Opinion

Oman is done chasing attention. Here’s what it’s doing instead

On Second ThoughtOman seems less concerned with impressing on first encounter and more interested in becoming familiar — a place that fits naturally into people’s lives

For a long time, Oman has been a country people admired quickly.
They came prepared. They followed the route. They left with photographs, a calm sense of satisfaction, and a familiar line: “It’s beautiful.” What didn’t always follow was the urge to return not because anything was lacking, but because the experience often felt complete the first time around.
Lately, that feels different.
What’s interesting about the new wave of tourism projects isn’t any single opening or announcement. It’s the pattern they form when viewed together. There’s a sense that Oman is no longer designing itself purely to be seen, but to be lived with — slowly, comfortably, and more than once.
The Muttrah Cable Car is a good example. It will be photographed endlessly, of course. But the view isn’t the point. What matters more is how it changes the way Muttrah is used. A place that once encouraged movement — walk, browse, leave — suddenly allows pause. It adds layers to a district people thought they already knew. When a familiar place reveals itself differently, it quietly earns a second visit.

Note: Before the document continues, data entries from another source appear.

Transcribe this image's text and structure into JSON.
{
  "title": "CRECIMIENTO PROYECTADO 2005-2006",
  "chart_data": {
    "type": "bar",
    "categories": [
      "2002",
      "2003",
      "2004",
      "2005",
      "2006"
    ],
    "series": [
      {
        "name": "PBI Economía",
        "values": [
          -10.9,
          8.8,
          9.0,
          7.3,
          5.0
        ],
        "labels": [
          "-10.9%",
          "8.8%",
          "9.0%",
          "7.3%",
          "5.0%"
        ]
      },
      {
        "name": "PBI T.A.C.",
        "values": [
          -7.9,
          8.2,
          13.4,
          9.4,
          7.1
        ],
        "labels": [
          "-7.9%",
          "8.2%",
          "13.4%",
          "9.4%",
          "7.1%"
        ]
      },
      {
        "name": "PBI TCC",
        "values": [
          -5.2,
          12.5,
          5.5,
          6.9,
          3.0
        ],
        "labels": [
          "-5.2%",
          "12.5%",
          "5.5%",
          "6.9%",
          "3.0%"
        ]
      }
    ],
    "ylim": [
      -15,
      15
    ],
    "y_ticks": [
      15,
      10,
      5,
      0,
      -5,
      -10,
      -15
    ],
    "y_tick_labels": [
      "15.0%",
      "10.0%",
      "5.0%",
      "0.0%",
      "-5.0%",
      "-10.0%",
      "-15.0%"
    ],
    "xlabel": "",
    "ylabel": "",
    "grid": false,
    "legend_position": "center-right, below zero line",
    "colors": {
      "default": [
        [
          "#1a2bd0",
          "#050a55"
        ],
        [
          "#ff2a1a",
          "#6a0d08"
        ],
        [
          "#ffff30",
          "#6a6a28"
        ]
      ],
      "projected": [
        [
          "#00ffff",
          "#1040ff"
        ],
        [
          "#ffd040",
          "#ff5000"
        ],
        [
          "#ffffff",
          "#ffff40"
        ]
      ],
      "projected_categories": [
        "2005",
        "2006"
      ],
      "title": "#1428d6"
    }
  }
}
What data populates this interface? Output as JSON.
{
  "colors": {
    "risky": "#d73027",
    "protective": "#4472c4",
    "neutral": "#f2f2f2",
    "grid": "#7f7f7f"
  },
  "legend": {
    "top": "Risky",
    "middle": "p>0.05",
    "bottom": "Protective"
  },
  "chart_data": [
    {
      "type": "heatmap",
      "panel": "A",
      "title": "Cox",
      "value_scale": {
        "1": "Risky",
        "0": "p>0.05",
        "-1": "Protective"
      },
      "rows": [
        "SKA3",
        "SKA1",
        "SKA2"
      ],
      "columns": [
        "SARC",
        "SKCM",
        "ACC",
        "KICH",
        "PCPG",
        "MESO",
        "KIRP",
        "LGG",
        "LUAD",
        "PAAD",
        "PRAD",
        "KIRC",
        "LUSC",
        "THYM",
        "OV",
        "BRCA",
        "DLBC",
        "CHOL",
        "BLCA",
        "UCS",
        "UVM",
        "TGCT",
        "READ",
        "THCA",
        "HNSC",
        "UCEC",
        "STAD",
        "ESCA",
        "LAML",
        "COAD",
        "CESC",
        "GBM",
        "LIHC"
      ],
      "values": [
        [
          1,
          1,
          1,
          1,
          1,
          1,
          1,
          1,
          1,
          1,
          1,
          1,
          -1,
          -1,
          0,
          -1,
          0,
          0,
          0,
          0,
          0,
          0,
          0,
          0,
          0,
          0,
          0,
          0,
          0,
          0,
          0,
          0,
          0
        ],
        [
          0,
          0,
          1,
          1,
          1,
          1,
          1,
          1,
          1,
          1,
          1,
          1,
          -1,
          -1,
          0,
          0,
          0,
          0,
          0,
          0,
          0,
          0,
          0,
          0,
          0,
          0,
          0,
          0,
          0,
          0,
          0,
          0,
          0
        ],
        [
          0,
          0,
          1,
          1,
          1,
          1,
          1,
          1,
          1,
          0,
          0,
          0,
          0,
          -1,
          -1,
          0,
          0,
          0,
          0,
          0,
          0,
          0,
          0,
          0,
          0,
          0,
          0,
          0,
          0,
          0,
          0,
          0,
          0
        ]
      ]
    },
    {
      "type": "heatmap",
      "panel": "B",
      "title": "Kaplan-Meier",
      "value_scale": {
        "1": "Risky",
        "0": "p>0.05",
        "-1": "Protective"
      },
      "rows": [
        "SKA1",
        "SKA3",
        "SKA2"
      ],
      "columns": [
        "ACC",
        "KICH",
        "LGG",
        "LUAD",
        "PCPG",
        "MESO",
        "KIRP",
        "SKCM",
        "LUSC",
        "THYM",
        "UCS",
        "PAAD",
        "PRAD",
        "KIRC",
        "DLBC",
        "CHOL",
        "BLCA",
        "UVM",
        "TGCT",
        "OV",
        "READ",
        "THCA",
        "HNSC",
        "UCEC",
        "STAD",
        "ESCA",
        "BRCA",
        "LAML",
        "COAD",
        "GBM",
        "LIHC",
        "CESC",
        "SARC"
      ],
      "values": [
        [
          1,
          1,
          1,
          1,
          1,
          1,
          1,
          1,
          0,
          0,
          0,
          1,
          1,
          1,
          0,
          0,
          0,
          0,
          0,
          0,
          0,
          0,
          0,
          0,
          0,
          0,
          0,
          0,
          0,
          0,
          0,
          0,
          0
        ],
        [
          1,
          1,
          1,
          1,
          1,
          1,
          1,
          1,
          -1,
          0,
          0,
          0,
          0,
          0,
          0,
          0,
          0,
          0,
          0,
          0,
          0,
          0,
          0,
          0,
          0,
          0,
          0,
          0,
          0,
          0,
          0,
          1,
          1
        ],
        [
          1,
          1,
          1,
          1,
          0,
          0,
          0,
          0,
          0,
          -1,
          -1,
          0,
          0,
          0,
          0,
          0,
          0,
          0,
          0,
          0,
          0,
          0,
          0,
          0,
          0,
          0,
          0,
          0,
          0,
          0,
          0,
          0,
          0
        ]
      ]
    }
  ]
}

The same thinking runs through the relaunch of Barr Al Jissah. Three hotels opening together may sound like a numbers game, but the story is really about recognising different ways people travel. Some arrive to disconnect, others to gather, some with children, some with agendas.
A destination that plans for these differences is one thinking beyond occupancy and towards relevance.

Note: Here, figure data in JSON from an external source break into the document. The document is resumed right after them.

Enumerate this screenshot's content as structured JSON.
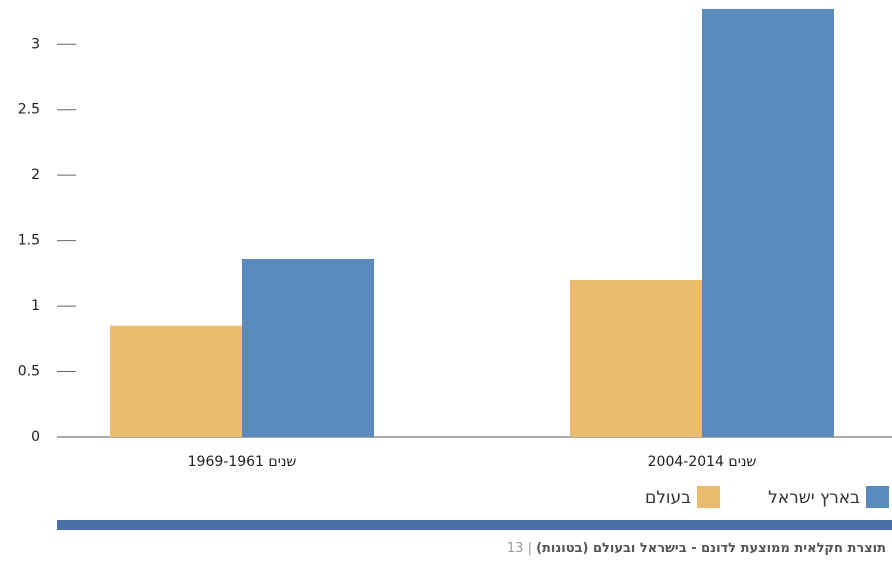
{
  "chart_data": {
    "type": "bar",
    "categories": [
      "1969-1961 שנים",
      "2004-2014 שנים"
    ],
    "series": [
      {
        "name": "בעולם",
        "color": "#ebbb6e",
        "values": [
          0.85,
          1.2
        ]
      },
      {
        "name": "בארץ ישראל",
        "color": "#5a8bbf",
        "values": [
          1.36,
          3.27
        ]
      }
    ],
    "ylim": [
      0,
      3.3
    ],
    "yticks": [
      0,
      0.5,
      1,
      1.5,
      2,
      2.5,
      3
    ],
    "caption": {
      "title": "תוצרת חקלאית ממוצעת לדונם - בישראל ובעולם (בטונות)",
      "separator": "|",
      "figure_number": "13"
    }
  }
}
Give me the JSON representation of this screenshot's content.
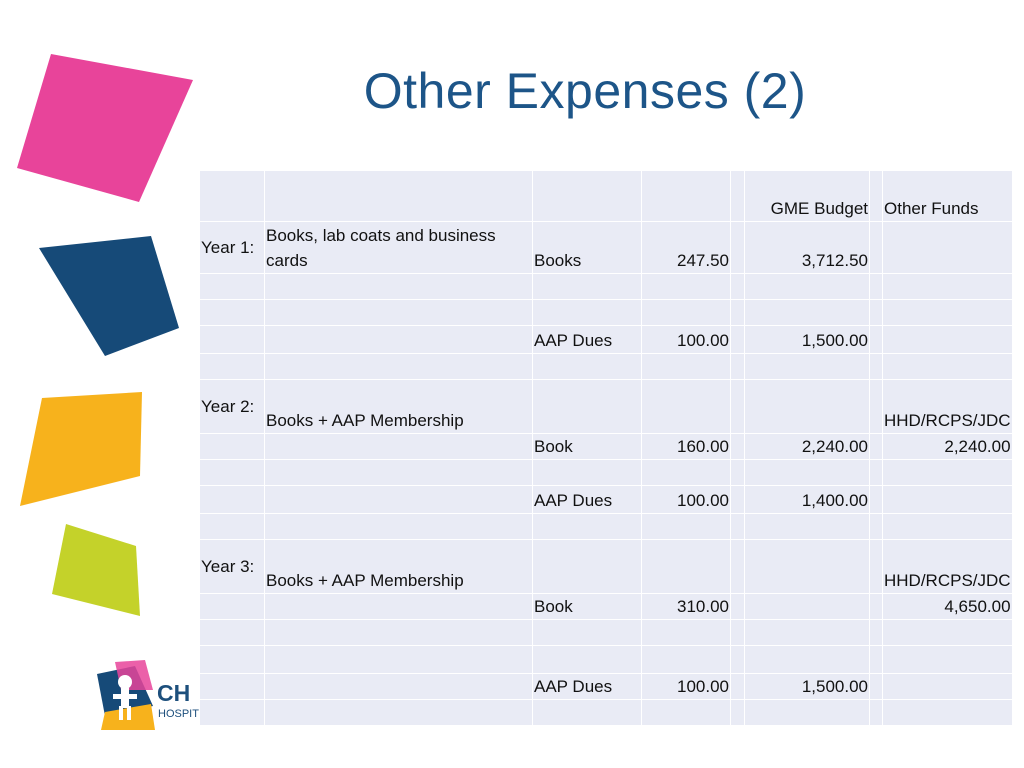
{
  "slide": {
    "title": "Other Expenses (2)",
    "logo": {
      "text": "CH",
      "subtext": "HOSPIT"
    }
  },
  "colors": {
    "title": "#1d5588",
    "table_fill": "#e9ebf5",
    "shape_pink": "#e8449a",
    "shape_navy": "#164a78",
    "shape_yellow": "#f7b21c",
    "shape_lime": "#c4d22a"
  },
  "table": {
    "header": {
      "c1": "",
      "c2": "",
      "c3": "",
      "c4": "",
      "c5": "",
      "c6": "GME Budget",
      "c7": "",
      "c8": "Other Funds"
    },
    "rows": [
      {
        "c1": "Year 1:",
        "c2": "Books, lab coats and business cards",
        "c3": "Books",
        "c4": "247.50",
        "c5": "",
        "c6": "3,712.50",
        "c7": "",
        "c8": ""
      },
      {
        "c1": "",
        "c2": "",
        "c3": "",
        "c4": "",
        "c5": "",
        "c6": "",
        "c7": "",
        "c8": ""
      },
      {
        "c1": "",
        "c2": "",
        "c3": "",
        "c4": "",
        "c5": "",
        "c6": "",
        "c7": "",
        "c8": ""
      },
      {
        "c1": "",
        "c2": "",
        "c3": "AAP Dues",
        "c4": "100.00",
        "c5": "",
        "c6": "1,500.00",
        "c7": "",
        "c8": ""
      },
      {
        "c1": "",
        "c2": "",
        "c3": "",
        "c4": "",
        "c5": "",
        "c6": "",
        "c7": "",
        "c8": ""
      },
      {
        "c1": "Year 2:",
        "c2": "Books + AAP Membership",
        "c3": "",
        "c4": "",
        "c5": "",
        "c6": "",
        "c7": "",
        "c8": "HHD/RCPS/JDC"
      },
      {
        "c1": "",
        "c2": "",
        "c3": "Book",
        "c4": "160.00",
        "c5": "",
        "c6": "2,240.00",
        "c7": "",
        "c8": "2,240.00"
      },
      {
        "c1": "",
        "c2": "",
        "c3": "",
        "c4": "",
        "c5": "",
        "c6": "",
        "c7": "",
        "c8": ""
      },
      {
        "c1": "",
        "c2": "",
        "c3": "AAP Dues",
        "c4": "100.00",
        "c5": "",
        "c6": "1,400.00",
        "c7": "",
        "c8": ""
      },
      {
        "c1": "",
        "c2": "",
        "c3": "",
        "c4": "",
        "c5": "",
        "c6": "",
        "c7": "",
        "c8": ""
      },
      {
        "c1": "Year 3:",
        "c2": "Books  + AAP Membership",
        "c3": "",
        "c4": "",
        "c5": "",
        "c6": "",
        "c7": "",
        "c8": "HHD/RCPS/JDC"
      },
      {
        "c1": "",
        "c2": "",
        "c3": "Book",
        "c4": "310.00",
        "c5": "",
        "c6": "",
        "c7": "",
        "c8": "4,650.00"
      },
      {
        "c1": "",
        "c2": "",
        "c3": "",
        "c4": "",
        "c5": "",
        "c6": "",
        "c7": "",
        "c8": ""
      },
      {
        "c1": "",
        "c2": "",
        "c3": "",
        "c4": "",
        "c5": "",
        "c6": "",
        "c7": "",
        "c8": ""
      },
      {
        "c1": "",
        "c2": "",
        "c3": "AAP Dues",
        "c4": "100.00",
        "c5": "",
        "c6": "1,500.00",
        "c7": "",
        "c8": ""
      },
      {
        "c1": "",
        "c2": "",
        "c3": "",
        "c4": "",
        "c5": "",
        "c6": "",
        "c7": "",
        "c8": ""
      }
    ]
  }
}
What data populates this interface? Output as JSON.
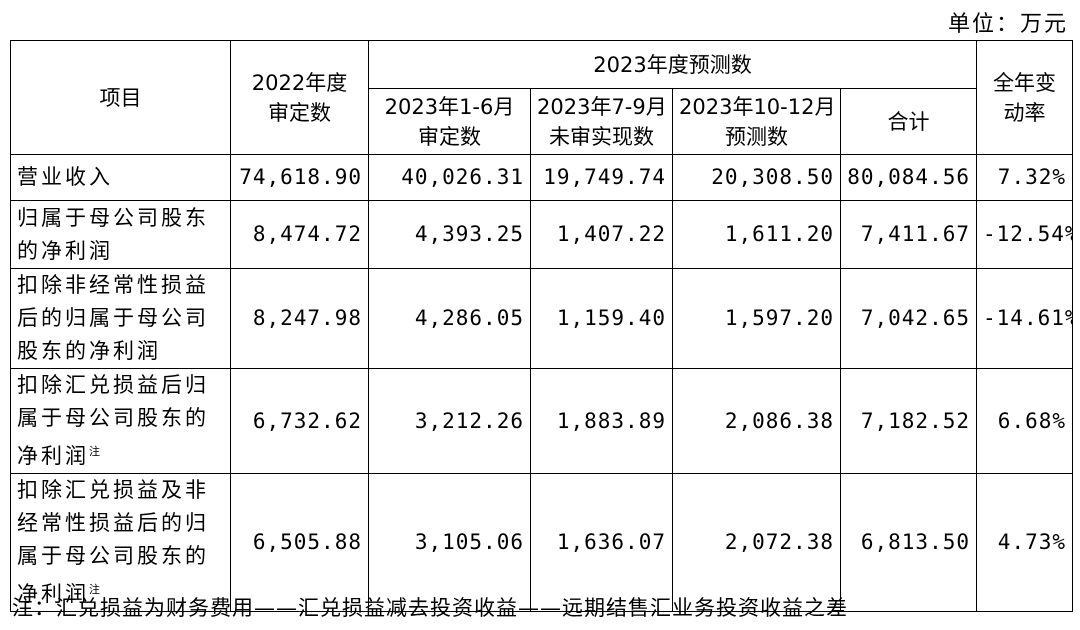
{
  "unit_label": "单位：万元",
  "header": {
    "item": "项目",
    "audited_2022": [
      "2022年度",
      "审定数"
    ],
    "forecast_2023": "2023年度预测数",
    "h1_2023": [
      "2023年1-6月",
      "审定数"
    ],
    "q3_2023": [
      "2023年7-9月",
      "未审实现数"
    ],
    "q4_2023": [
      "2023年10-12月",
      "预测数"
    ],
    "total": "合计",
    "change_rate": [
      "全年变",
      "动率"
    ]
  },
  "rows": [
    {
      "label_lines": [
        "营业收入"
      ],
      "footnote_mark": "",
      "values": [
        "74,618.90",
        "40,026.31",
        "19,749.74",
        "20,308.50",
        "80,084.56",
        "7.32%"
      ]
    },
    {
      "label_lines": [
        "归属于母公司股东",
        "的净利润"
      ],
      "footnote_mark": "",
      "values": [
        "8,474.72",
        "4,393.25",
        "1,407.22",
        "1,611.20",
        "7,411.67",
        "-12.54%"
      ]
    },
    {
      "label_lines": [
        "扣除非经常性损益",
        "后的归属于母公司",
        "股东的净利润"
      ],
      "footnote_mark": "",
      "values": [
        "8,247.98",
        "4,286.05",
        "1,159.40",
        "1,597.20",
        "7,042.65",
        "-14.61%"
      ]
    },
    {
      "label_lines": [
        "扣除汇兑损益后归",
        "属于母公司股东的",
        "净利润"
      ],
      "footnote_mark": "注",
      "values": [
        "6,732.62",
        "3,212.26",
        "1,883.89",
        "2,086.38",
        "7,182.52",
        "6.68%"
      ]
    },
    {
      "label_lines": [
        "扣除汇兑损益及非",
        "经常性损益后的归",
        "属于母公司股东的",
        "净利润"
      ],
      "footnote_mark": "注",
      "values": [
        "6,505.88",
        "3,105.06",
        "1,636.07",
        "2,072.38",
        "6,813.50",
        "4.73%"
      ]
    }
  ],
  "footnote": "注：汇兑损益为财务费用——汇兑损益减去投资收益——远期结售汇业务投资收益之差"
}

Then there’s the less glamorous side of tourism: roads, access, flow. These rarely make headlines, yet they shape memory. The ease of getting from one place to another, the absence of friction, the feeling that time wasn’t wasted. These are the details that decide whether a trip feels restorative or exhausting. People return to places that feel kind to their time.
Even the Oman Botanic Garden, still unopened, plays its part. Its slow emergence has created expectation rather than frustration.

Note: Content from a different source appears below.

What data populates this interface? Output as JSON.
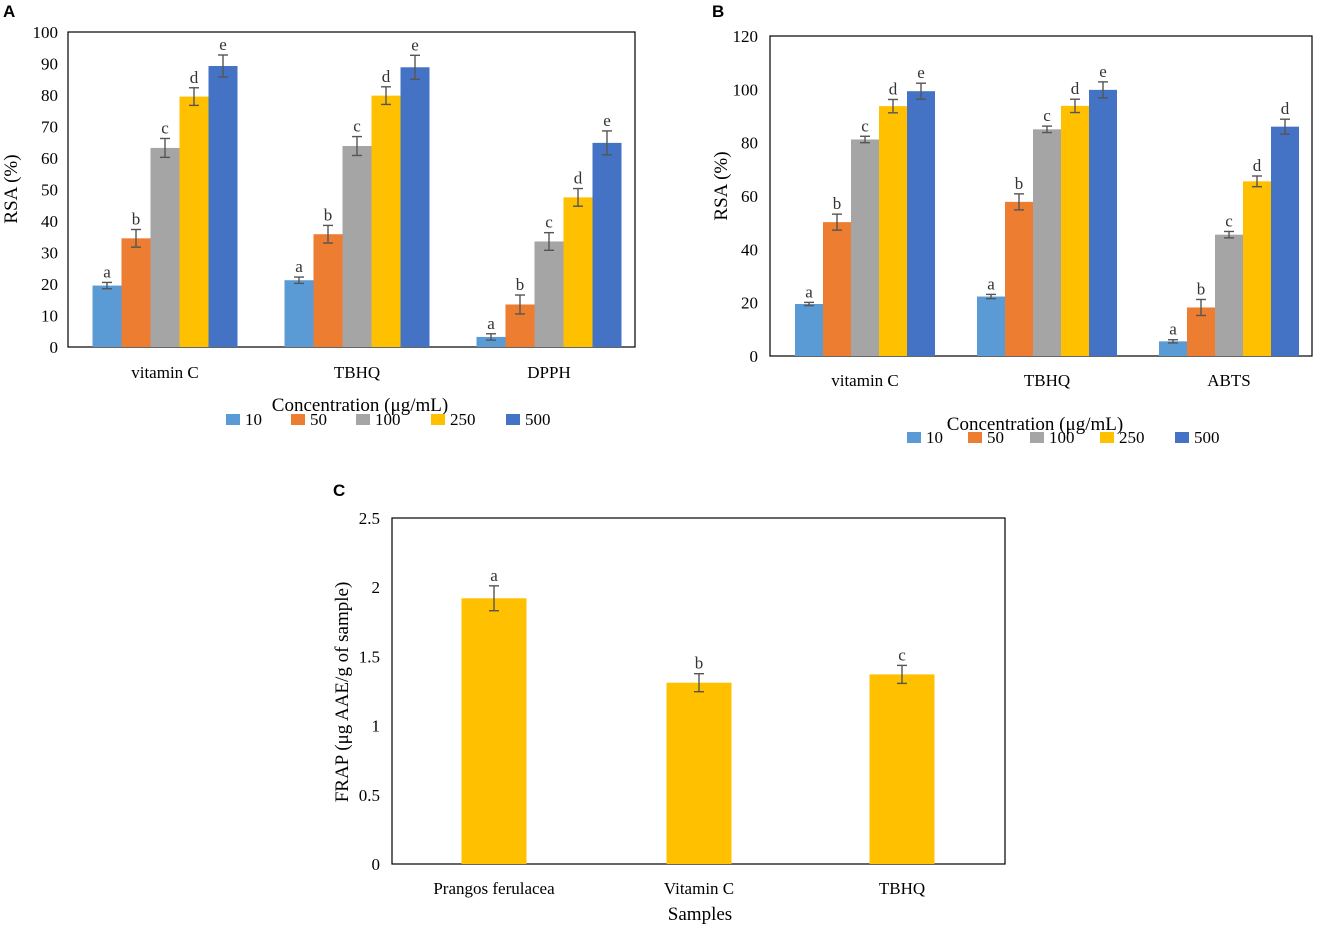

It has become a future marker, something to look forward to next time.
In a world that rushes to unveil, there’s confidence in allowing something to arrive when it’s ready.
Taken together, these developments suggest a subtle shift. Oman seems less concerned with impressing on first encounter and more interested in becoming familiar — a place that fits naturally into people’s lives.
And perhaps that’s the real evolution: moving from being memorable to being missed.